In What Sense Is Nature Incomplete?

“Society is a product of human action, i.e., the human urge to remove uneasiness as far as possible. In order to explain its becoming and its evolution it is not necessary to have recourse to a doctrine, certainly offensive to a truly religious mind, according to which the original creation was so defective that reiterated superhuman intervention is needed to prevent its failure.” (Human Action, 146ff) The universe is complete and self-sufficient in the sense that God does not occupy His eternity protecting the creation from an inevitable collapse. God does not push particles of matter around nor drags things through the vacuum nor keeps the earth from falling into the sun nor brings the economy into equilibrium. Nature knows how to take care of itself. God does no violence to nature, such as when nature wants to do X but God intervenes and forces it to to Y instead, other than through explicit miracles.
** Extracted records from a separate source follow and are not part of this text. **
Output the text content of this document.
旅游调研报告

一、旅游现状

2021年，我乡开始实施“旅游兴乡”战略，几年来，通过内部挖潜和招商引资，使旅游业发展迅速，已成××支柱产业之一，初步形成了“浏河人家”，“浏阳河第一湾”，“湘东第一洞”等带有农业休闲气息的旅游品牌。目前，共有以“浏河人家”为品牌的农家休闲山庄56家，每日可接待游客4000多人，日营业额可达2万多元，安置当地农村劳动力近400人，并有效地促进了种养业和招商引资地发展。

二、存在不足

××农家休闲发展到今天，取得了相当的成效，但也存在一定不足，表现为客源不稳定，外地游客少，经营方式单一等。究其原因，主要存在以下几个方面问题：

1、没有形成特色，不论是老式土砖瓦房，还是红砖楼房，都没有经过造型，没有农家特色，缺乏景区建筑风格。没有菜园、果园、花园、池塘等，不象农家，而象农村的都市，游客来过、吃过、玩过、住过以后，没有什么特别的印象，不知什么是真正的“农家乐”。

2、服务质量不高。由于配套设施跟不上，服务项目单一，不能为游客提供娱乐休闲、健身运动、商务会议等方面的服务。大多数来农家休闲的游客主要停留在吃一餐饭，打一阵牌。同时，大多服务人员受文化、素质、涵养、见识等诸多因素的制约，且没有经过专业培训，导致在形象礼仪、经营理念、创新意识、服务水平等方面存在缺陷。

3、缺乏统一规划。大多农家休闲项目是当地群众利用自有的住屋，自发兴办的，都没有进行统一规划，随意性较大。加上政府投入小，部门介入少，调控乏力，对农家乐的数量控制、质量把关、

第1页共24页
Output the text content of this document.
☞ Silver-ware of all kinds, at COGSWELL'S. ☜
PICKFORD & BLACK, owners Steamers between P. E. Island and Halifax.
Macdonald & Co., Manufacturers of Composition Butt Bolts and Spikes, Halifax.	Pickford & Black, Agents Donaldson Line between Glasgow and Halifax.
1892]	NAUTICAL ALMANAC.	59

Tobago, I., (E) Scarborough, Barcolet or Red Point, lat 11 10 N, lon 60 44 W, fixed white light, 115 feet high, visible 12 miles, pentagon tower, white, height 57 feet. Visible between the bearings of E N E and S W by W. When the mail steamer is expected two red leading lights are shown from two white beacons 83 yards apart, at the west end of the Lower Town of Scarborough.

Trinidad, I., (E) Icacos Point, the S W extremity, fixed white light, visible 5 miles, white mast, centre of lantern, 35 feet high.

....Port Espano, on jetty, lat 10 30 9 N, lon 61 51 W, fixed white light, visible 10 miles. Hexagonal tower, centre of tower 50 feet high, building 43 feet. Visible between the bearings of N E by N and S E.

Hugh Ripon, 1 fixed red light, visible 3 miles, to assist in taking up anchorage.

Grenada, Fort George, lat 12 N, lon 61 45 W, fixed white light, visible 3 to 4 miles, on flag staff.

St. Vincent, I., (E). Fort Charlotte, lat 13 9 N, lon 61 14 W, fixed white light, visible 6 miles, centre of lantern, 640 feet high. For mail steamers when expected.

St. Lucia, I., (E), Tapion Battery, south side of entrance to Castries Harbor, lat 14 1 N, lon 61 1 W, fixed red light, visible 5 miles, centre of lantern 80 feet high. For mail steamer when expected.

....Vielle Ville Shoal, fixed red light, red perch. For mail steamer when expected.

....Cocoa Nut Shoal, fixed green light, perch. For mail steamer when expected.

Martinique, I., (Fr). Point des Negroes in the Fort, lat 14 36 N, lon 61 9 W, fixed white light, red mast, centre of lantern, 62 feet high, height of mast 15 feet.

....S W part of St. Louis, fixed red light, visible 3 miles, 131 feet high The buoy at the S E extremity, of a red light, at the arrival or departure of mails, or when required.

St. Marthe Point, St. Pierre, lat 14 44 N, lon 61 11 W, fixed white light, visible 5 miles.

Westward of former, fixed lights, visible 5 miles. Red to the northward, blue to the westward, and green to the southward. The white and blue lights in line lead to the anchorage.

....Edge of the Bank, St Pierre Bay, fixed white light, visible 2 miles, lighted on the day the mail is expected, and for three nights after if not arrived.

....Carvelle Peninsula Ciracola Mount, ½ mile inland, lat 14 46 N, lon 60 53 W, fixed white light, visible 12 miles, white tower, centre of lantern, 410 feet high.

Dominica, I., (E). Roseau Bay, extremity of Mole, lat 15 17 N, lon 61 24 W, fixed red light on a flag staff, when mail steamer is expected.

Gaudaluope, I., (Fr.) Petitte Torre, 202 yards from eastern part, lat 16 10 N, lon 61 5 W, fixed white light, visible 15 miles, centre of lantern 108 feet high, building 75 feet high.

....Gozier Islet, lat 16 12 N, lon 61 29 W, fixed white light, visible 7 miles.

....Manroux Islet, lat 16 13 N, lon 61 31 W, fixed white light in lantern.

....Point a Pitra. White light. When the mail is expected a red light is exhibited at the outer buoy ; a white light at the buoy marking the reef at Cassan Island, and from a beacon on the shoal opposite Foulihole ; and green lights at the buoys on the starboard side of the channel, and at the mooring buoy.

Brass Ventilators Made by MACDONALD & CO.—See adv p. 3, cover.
But nature is incomplete in two senses. First, there is in it both act and potency. Second, even considering any thing in the universe or the universe as a whole insofar as it is in act, this act is imperfect. If we could demonstrate that there exists something that is (1) pure act and (2) perfect act, we would successfully embark upon discussing God.

Of course, the pure actuality of God will let us reason about God’s first level via remotion; whereas God’s perfection will allow us to understand His second level via positive theology.